THE FOURTH QUARTER brought a dismal end to a jarring year for investors. Despite the global economy remaining in reasonable health, fear decisively trumped optimism across markets, leading to record outflows from active global equity funds in December. The result was the worst year since 2008, with all major equity markets around the globe losing money in dollar terms. The MSCI All Country World Index ended 9.4% down and the FTSE/ JSE All Share Index declined by 21% in dollar terms and 8.5% in rand terms, while the shareholder-weighted index declined by 12% in rand. As your fund manager, we did not enhance the poor outcomes produced by the markets, with most of our flagship funds ending the year somewhat behind benchmark. While our long-term track record remains intact, the performance produced by our equity and multi-asset funds over the short to medium term have not met our own expectations.
During the tough times, our job is to remain resolutely focused on allocating the capital you have entrusted to our oversight to the best of our ability. This requires our investment team to find the right balance between remaining disciplined and committed in positions where market prices have declined but the long-term investment theses remain intact, and the humility and pragmatism to exit where we conclude that we have made a mistake. We share more insight into the current investment cycle in CIO Karl Leinberger’s reflections on a tough year.
The better news is that long-term return prospects have improved. Valuations take a back seat at times that emotions drive markets, but in every single prior cycle, the fundamentals have eventually reasserted their influence on asset prices. We know from your feedback that the average return expectation among our clients with long-term horizons is 12% per annum. While our largest fund, Coronation Balanced Plus, returned only 4.9% per annum over the past five years, it delivered a return in excess of 12% per annum in three out of every four rolling five-year periods since its launch nearly 23 years ago (its 76% success rate compares to the 57% achieved by its peer group average over the same period). Achieving this return target over the next five years is much more probable given current valuation levels, which is the most attractive that we have seen in a decade.
In this edition, we cover some of the themes that will shape outcomes in the year ahead. Economist Marie Antelme sets out our thoughts on the prospects for the global and local economies, highlighting that despite the inevitable risks, there is some macro support for the view that assets, including in emerging markets such as South Africa, may have become oversold in 2018. With an erratic US president, an increasingly chaotic Brexit and a local election coming up, political risk remains one of the big concerns.
Portfolio manager Suhail Suleman reports on political developments in Latin America, where two rather different leaders were recently elected in Mexico and Brazil, the region’s two biggest economies. We also show how political uncertainty can create opportunity in Nic Stein’s article on Quilter, which is well positioned to benefit from structural changes in the UK’s pension and savings market while being priced undemandingly because of Brexit fears.
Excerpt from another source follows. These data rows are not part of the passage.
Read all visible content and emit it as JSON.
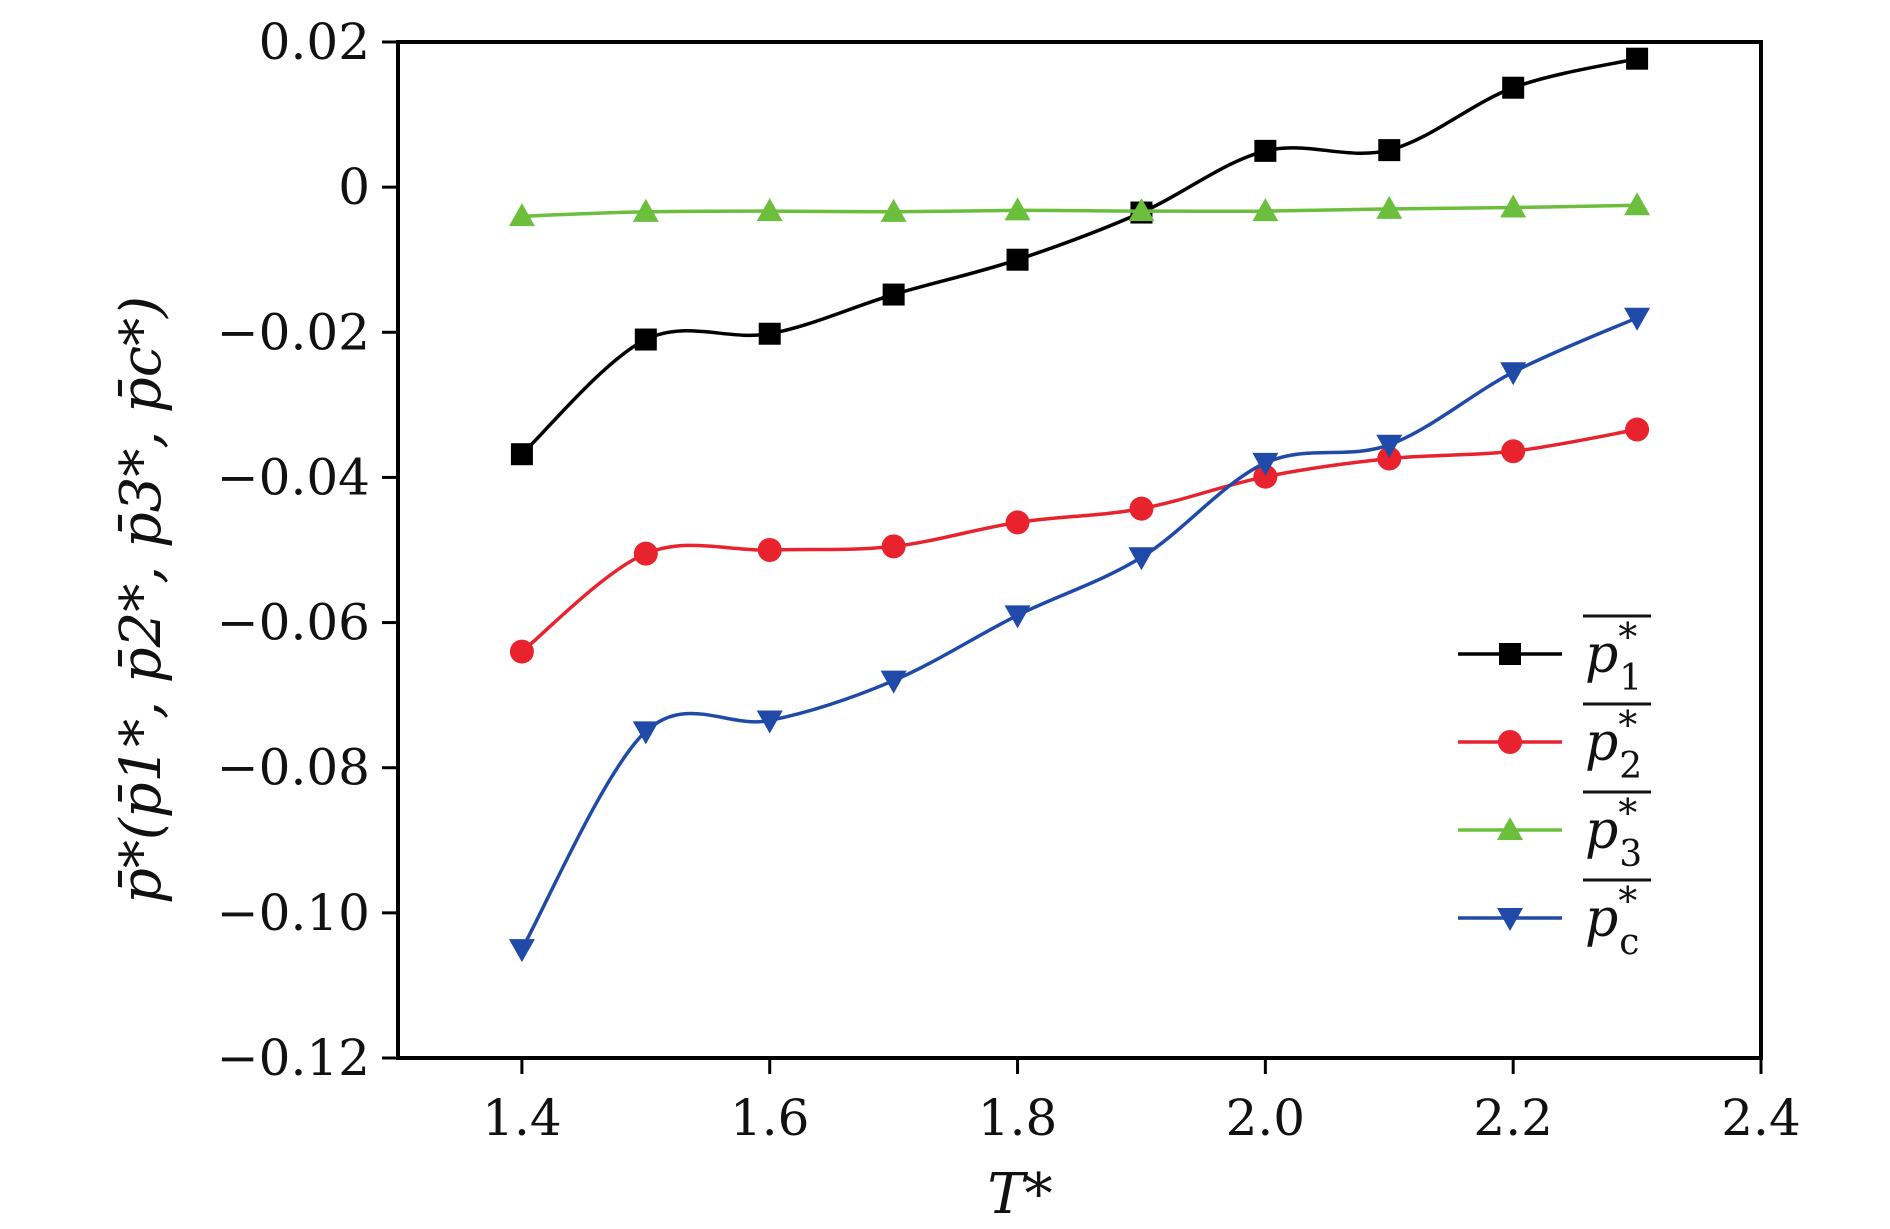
{
  "chart_data": {
    "type": "line",
    "title": "",
    "xlabel": "T*",
    "ylabel": "p̄*(p̄1*, p̄2*, p̄3*, p̄c*)",
    "x": [
      1.4,
      1.5,
      1.6,
      1.7,
      1.8,
      1.9,
      2.0,
      2.1,
      2.2,
      2.3
    ],
    "xlim": [
      1.3,
      2.4
    ],
    "ylim": [
      -0.12,
      0.02
    ],
    "xticks": [
      1.4,
      1.6,
      1.8,
      2.0,
      2.2,
      2.4
    ],
    "xtick_labels": [
      "1.4",
      "1.6",
      "1.8",
      "2.0",
      "2.2",
      "2.4"
    ],
    "yticks": [
      0.02,
      0,
      -0.02,
      -0.04,
      -0.06,
      -0.08,
      -0.1,
      -0.12
    ],
    "ytick_labels": [
      "0.02",
      "0",
      "−0.02",
      "−0.04",
      "−0.06",
      "−0.08",
      "−0.10",
      "−0.12"
    ],
    "legend_position": "right",
    "series": [
      {
        "name": "p1*",
        "base": "p",
        "sub": "1",
        "sup": "*",
        "color": "#000000",
        "marker": "square",
        "values": [
          -0.0368,
          -0.021,
          -0.0202,
          -0.0148,
          -0.01,
          -0.0035,
          0.005,
          0.0051,
          0.0137,
          0.0177
        ]
      },
      {
        "name": "p2*",
        "base": "p",
        "sub": "2",
        "sup": "*",
        "color": "#e8232e",
        "marker": "circle",
        "values": [
          -0.064,
          -0.0505,
          -0.05,
          -0.0495,
          -0.0462,
          -0.0443,
          -0.0399,
          -0.0374,
          -0.0364,
          -0.0334
        ]
      },
      {
        "name": "p3*",
        "base": "p",
        "sub": "3",
        "sup": "*",
        "color": "#6cbf3c",
        "marker": "triangle-up",
        "values": [
          -0.004,
          -0.0034,
          -0.0033,
          -0.0034,
          -0.0032,
          -0.0033,
          -0.0033,
          -0.003,
          -0.0028,
          -0.0025
        ]
      },
      {
        "name": "pc*",
        "base": "p",
        "sub": "c",
        "sup": "*",
        "color": "#1f4aa8",
        "marker": "triangle-down",
        "values": [
          -0.105,
          -0.075,
          -0.0735,
          -0.068,
          -0.059,
          -0.051,
          -0.038,
          -0.0355,
          -0.0255,
          -0.018
        ]
      }
    ]
  }
}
Another component of our role as stewards of your capital is to provide leadership to the companies we invest in with regards to governance, environmental and social issues. Portfolio manager Pallavi Ambekar gives a review of our approach to this increasingly scrutinised area and gives some examples of successful past interventions that helped to ensure that shareholders’ agents, in the form of boards of directors, management teams and auditors, act in the best interests of their stakeholders. In our personal financial planning feature, we explain why 5, 15 and 75 are the numbers that drive retirement.